Canada and the World, Ep. 36: Lessons learned from the genocide in Rwanda
A podcast series from OpenCanada.org and the Balsillie School of International Affairs.
Twenty-five years after the April 1994 genocide against the Tutsi began in Rwanda, this episode takes a look at the lessons learned since then, for media, peacekeepers and communities that have lived through conflict and violence. Joining host Bessma Momani is genocide survivor Régine Uwibereyeho King, author Allan Thompson and researchers Timothy Donais and Eric Tanguay. They explain why the genocide was indeed a global event, not just a Rwandan event, and what kind of wake up call it gave to journalists, media consumers and the United Nations. The gap still exists between what protection is promised to civilians in harm’s way and what is actually given, but has the gap lessened? How far have we come in learning how to prevent such an atrocity, which saw 800,000 to one million people killed in 100 days?

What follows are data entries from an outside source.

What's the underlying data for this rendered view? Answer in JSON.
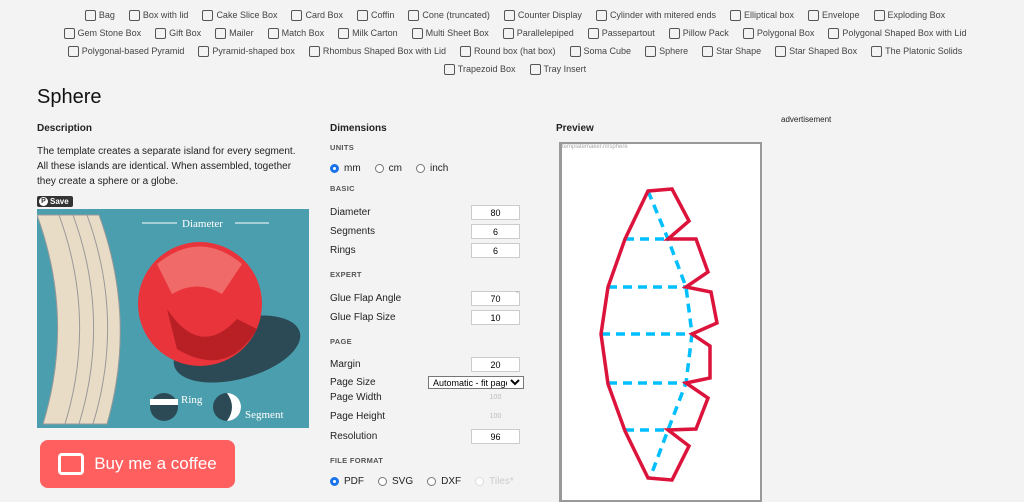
{
  "nav": [
    "Bag",
    "Box with lid",
    "Cake Slice Box",
    "Card Box",
    "Coffin",
    "Cone (truncated)",
    "Counter Display",
    "Cylinder with mitered ends",
    "Elliptical box",
    "Envelope",
    "Exploding Box",
    "Gem Stone Box",
    "Gift Box",
    "Mailer",
    "Match Box",
    "Milk Carton",
    "Multi Sheet Box",
    "Parallelepiped",
    "Passepartout",
    "Pillow Pack",
    "Polygonal Box",
    "Polygonal Shaped Box with Lid",
    "Polygonal-based Pyramid",
    "Pyramid-shaped box",
    "Rhombus Shaped Box with Lid",
    "Round box (hat box)",
    "Soma Cube",
    "Sphere",
    "Star Shape",
    "Star Shaped Box",
    "The Platonic Solids",
    "Trapezoid Box",
    "Tray Insert"
  ],
  "title": "Sphere",
  "description": {
    "heading": "Description",
    "text": "The template creates a separate island for every segment. All these islands are identical. When assembled, together they create a sphere or a globe.",
    "save": "Save",
    "illustration": {
      "diameter": "Diameter",
      "ring": "Ring",
      "segment": "Segment"
    }
  },
  "coffee": "Buy me a coffee",
  "dimensions": {
    "heading": "Dimensions",
    "units_label": "UNITS",
    "units": [
      "mm",
      "cm",
      "inch"
    ],
    "basic_label": "BASIC",
    "diameter": {
      "label": "Diameter",
      "value": "80"
    },
    "segments": {
      "label": "Segments",
      "value": "6"
    },
    "rings": {
      "label": "Rings",
      "value": "6"
    },
    "expert_label": "EXPERT",
    "glue_angle": {
      "label": "Glue Flap Angle",
      "value": "70",
      "unit": "°"
    },
    "glue_size": {
      "label": "Glue Flap Size",
      "value": "10"
    },
    "page_label": "PAGE",
    "margin": {
      "label": "Margin",
      "value": "20"
    },
    "page_size": {
      "label": "Page Size",
      "value": "Automatic - fit page"
    },
    "page_width": {
      "label": "Page Width",
      "value": "100"
    },
    "page_height": {
      "label": "Page Height",
      "value": "100"
    },
    "resolution": {
      "label": "Resolution",
      "value": "96"
    },
    "format_label": "FILE FORMAT",
    "formats": [
      "PDF",
      "SVG",
      "DXF",
      "Tiles*"
    ]
  },
  "preview": {
    "heading": "Preview",
    "watermark": "templatemaker.nl/sphere",
    "colors": {
      "cut": "#dc143c",
      "fold": "#00bfff"
    }
  },
  "ad": "advertisement"
}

Bessma Momani is professor at the Balsillie School of International Affairs and University of Waterloo and a senior fellow at the Centre for International Governance Innovation. She’s also a non-resident senior fellow at the Stimson Center in Washington, D.C. and a Fulbright Scholar. She has been non-resident senior fellow at the Brookings Institution in Washington, D.C. and a 2015 Fellow at the Pierre Elliott Trudeau Foundation. She’s a frequent analyst and expert on international affairs in Canadian and global media.
This week’s guests
Timothy Donais is the director of the Master in International Policy program, associate director of the PhD program in Global Governance and associate professor in the Department of Global Studies at Wilfrid Laurier University. He also serves as the chair of the Peace and Conflict Studies Association of Canada.
Eric Tanguay is a PhD candidate with the Balsillie School of International Affairs. His current research focuses primarily on the recent history of political and ethnic violence in Kenya; the politicization of ethnicity; the role of civil society organizations in shaping political consciousness and identity; and the role of memory and history in facilitating conflict resolution and post-conflict reconciliation. Eric completed his Master’s degree in history at Wilfrid Laurier.
Régine Uwibereyeho King is an associate professor in the Faculty of Social Work at the University of Calgary. She has a Ph.D. from the Factor-Inwentash Faculty of Social Work at the University of Toronto. As a survivor of the genocide against the Tutsi in Rwanda, she has dedicated her life to social justice, human rights for all, and healthy communities.
Allan Thompson is a senior fellow at the Centre for International Governance Innovation, where he leads the book project Media and Mass Atrocity: The Rwanda Genocide and Beyond. Allan joined the faculty of Carleton University’s School of Journalism and Communication in 2003, after 17 years as a reporter with The Toronto Star.